Em outras palavras, os eventos do mês passado podem não ser necessariamente os primeiros tremores de um terremoto maior.
Um papa de ensino, não de governo
Em geral, Bento XVI é um papa ensinante, não governante. Especialmente aos 85 anos de idade, ele tende a deixar as questões administrativas nas mãos de outros. Na verdade, o papa não tem se mostrado hesitante diante do apoio a uma medida disciplinar quando ela chega à sua mesa. No entanto, há poucos indícios de que Bento XVI está pessoalmente buscando novas oportunidades para bater o martelo.
As principais prioridades de Bento XVI para 2012 incluem um Sínodo dos Bispos em outubro sobre a "Nova Evangelização", no sentido de reviver as energias missionárias da Igreja, assim como a declaração de um "Ano da Fé" que irá começar no dia 11 de outubro de 2012, no 50º aniversário da abertura do Concílio Vaticano II. Quaisquer que sejam os impactos reais dessas iniciativas, ela se parecem mais a um convite para a catequese e para o alcance pastoral do que a exercícios de "caça à heresia".
O que tudo isso sugere é que, se há, de fato, uma purificação em desdobramento, ela provavelmente será esporádica e irregular, impulsionada por mais alguns departamentos vaticanos e por alguns bispos ou ordens religiosas locais, do que outros.
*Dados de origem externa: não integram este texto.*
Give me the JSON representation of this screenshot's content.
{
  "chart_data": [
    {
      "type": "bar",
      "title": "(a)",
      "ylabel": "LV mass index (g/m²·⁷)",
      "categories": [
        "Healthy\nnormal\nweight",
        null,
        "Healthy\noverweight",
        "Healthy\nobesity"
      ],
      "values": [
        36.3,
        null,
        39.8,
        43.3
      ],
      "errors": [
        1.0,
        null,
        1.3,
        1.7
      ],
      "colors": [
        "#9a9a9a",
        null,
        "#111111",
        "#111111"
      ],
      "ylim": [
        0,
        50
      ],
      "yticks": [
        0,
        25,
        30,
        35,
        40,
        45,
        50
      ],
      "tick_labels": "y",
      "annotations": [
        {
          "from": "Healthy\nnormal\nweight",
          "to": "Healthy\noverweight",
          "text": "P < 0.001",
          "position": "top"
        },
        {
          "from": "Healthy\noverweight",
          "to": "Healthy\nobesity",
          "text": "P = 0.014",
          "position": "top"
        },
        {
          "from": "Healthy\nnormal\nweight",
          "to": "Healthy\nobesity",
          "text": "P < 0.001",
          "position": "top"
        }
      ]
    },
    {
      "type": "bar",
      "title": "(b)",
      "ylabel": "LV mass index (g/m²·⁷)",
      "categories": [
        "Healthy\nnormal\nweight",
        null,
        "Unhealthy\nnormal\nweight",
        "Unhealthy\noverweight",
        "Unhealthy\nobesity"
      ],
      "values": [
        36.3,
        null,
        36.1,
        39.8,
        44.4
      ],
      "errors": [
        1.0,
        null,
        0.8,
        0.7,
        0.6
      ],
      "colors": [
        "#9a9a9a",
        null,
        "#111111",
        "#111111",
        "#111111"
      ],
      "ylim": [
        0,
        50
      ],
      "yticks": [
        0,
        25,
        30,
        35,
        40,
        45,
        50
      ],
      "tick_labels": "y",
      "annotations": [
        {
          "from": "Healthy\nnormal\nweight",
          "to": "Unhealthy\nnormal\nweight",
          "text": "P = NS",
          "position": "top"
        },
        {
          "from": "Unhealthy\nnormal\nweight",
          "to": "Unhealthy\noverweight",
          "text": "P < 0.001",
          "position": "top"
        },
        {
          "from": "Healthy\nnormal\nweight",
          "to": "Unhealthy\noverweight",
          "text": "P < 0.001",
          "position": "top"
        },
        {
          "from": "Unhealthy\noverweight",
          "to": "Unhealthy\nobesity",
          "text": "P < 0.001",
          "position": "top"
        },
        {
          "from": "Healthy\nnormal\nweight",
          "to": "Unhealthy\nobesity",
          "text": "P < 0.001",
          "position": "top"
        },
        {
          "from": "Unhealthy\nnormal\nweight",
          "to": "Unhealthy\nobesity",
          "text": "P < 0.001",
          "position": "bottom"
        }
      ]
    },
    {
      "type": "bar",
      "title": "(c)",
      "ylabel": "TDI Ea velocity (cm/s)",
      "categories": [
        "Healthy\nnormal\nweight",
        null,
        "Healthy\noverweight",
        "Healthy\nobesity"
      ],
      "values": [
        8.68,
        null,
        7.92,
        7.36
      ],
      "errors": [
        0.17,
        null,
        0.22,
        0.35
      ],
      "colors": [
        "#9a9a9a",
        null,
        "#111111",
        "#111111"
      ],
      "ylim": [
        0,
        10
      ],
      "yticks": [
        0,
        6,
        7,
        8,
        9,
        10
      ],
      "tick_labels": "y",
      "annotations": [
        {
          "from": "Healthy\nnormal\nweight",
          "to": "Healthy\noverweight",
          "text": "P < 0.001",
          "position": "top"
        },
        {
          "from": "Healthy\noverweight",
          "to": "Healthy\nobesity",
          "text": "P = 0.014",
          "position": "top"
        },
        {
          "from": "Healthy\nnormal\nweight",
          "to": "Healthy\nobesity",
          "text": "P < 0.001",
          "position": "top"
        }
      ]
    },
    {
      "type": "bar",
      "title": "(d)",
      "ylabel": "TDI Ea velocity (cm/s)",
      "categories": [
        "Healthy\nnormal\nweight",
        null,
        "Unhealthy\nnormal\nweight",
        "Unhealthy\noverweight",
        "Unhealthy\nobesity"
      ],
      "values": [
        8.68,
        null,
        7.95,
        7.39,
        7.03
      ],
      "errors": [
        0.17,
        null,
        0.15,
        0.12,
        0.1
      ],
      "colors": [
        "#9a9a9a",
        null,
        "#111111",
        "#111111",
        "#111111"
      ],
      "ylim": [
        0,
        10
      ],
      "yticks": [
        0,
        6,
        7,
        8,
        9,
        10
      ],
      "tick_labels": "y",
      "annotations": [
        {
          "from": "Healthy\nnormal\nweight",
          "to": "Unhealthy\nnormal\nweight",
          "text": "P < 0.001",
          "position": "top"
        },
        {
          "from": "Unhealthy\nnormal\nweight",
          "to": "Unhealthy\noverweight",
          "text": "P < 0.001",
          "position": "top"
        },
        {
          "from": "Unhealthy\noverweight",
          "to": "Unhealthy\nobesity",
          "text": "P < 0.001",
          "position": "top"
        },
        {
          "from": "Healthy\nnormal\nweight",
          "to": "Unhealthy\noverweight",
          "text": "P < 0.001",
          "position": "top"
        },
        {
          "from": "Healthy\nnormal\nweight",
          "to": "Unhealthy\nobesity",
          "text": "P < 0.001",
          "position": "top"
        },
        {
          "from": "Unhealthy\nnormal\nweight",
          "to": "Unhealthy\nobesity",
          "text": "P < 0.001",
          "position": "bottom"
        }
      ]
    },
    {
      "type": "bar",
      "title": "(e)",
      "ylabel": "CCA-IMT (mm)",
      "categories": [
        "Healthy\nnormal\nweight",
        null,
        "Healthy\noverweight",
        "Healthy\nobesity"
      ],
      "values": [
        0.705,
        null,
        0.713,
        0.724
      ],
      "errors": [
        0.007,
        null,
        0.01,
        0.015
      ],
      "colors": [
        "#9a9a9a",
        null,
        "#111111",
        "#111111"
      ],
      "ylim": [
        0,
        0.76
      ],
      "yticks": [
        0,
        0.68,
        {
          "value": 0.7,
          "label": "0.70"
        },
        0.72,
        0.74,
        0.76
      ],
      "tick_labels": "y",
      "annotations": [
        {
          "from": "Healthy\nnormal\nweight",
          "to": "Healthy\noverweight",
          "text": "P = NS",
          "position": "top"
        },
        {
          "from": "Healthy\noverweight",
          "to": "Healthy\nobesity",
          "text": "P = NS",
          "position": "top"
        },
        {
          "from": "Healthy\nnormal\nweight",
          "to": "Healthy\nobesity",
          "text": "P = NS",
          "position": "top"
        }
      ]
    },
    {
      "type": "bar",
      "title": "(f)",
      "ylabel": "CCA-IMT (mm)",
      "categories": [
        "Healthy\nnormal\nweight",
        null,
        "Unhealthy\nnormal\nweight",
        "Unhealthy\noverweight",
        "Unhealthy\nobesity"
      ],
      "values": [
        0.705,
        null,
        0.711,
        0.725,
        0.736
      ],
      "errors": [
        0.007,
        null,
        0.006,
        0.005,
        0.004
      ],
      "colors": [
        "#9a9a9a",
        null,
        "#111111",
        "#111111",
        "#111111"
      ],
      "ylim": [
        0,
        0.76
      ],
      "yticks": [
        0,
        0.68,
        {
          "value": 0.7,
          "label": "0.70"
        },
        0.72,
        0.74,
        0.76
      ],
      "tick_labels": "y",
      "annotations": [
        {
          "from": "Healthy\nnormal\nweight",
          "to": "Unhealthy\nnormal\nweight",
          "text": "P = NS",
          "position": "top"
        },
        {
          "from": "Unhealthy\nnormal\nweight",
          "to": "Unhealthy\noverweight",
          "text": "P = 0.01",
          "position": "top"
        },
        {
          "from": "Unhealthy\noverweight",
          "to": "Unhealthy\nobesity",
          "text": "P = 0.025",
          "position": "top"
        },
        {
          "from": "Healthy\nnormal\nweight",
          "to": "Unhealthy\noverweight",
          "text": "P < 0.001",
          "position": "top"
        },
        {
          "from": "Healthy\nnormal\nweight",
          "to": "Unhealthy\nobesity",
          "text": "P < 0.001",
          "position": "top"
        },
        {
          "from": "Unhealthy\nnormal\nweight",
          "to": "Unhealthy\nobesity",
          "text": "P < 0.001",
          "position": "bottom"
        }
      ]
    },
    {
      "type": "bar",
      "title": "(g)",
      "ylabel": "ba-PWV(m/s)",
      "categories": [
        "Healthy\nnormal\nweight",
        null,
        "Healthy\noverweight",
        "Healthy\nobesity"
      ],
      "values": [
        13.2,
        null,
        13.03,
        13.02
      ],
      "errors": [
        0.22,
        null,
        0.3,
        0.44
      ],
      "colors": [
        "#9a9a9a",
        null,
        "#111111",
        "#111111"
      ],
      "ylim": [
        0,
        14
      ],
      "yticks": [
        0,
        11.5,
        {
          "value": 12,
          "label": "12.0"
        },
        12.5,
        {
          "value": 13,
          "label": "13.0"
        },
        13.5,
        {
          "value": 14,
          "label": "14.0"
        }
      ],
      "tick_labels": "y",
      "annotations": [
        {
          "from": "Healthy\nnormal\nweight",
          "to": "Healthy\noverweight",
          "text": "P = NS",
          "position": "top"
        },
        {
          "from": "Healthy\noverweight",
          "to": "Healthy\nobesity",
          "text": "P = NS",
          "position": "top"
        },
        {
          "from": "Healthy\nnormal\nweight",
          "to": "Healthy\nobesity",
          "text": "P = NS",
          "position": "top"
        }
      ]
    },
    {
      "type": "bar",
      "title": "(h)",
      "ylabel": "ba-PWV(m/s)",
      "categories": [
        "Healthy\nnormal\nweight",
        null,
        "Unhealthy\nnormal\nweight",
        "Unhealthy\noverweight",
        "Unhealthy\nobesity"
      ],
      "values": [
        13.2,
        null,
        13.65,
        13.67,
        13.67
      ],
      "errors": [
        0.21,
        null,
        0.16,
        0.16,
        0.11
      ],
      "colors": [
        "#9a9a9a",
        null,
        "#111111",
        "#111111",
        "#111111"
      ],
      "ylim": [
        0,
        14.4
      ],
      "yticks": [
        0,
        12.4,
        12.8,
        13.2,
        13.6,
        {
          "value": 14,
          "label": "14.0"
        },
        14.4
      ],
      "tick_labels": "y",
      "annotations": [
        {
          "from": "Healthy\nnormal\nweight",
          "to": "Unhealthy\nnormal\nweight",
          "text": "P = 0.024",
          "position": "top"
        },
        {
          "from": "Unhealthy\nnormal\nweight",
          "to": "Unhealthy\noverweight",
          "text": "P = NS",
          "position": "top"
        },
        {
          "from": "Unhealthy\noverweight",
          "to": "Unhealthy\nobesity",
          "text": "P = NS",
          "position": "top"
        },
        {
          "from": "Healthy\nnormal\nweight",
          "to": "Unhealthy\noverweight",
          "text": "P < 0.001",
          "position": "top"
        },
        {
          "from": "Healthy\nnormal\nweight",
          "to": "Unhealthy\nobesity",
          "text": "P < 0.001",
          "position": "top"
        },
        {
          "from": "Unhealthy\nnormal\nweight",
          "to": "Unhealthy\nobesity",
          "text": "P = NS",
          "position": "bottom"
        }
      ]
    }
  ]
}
Uma forma de ler isso seria como a consequência natural de 30 anos de nomeações de lideranças eclesiais mais "evangélicas" com João Paulo II e Bento XVI, ou seja, figuras profundamente preocupadas com a identidade católica e com supostas ameaças a ela em um ambiente secular, do que com qualquer nova campanha orquestrada de dentro do apartamento papal.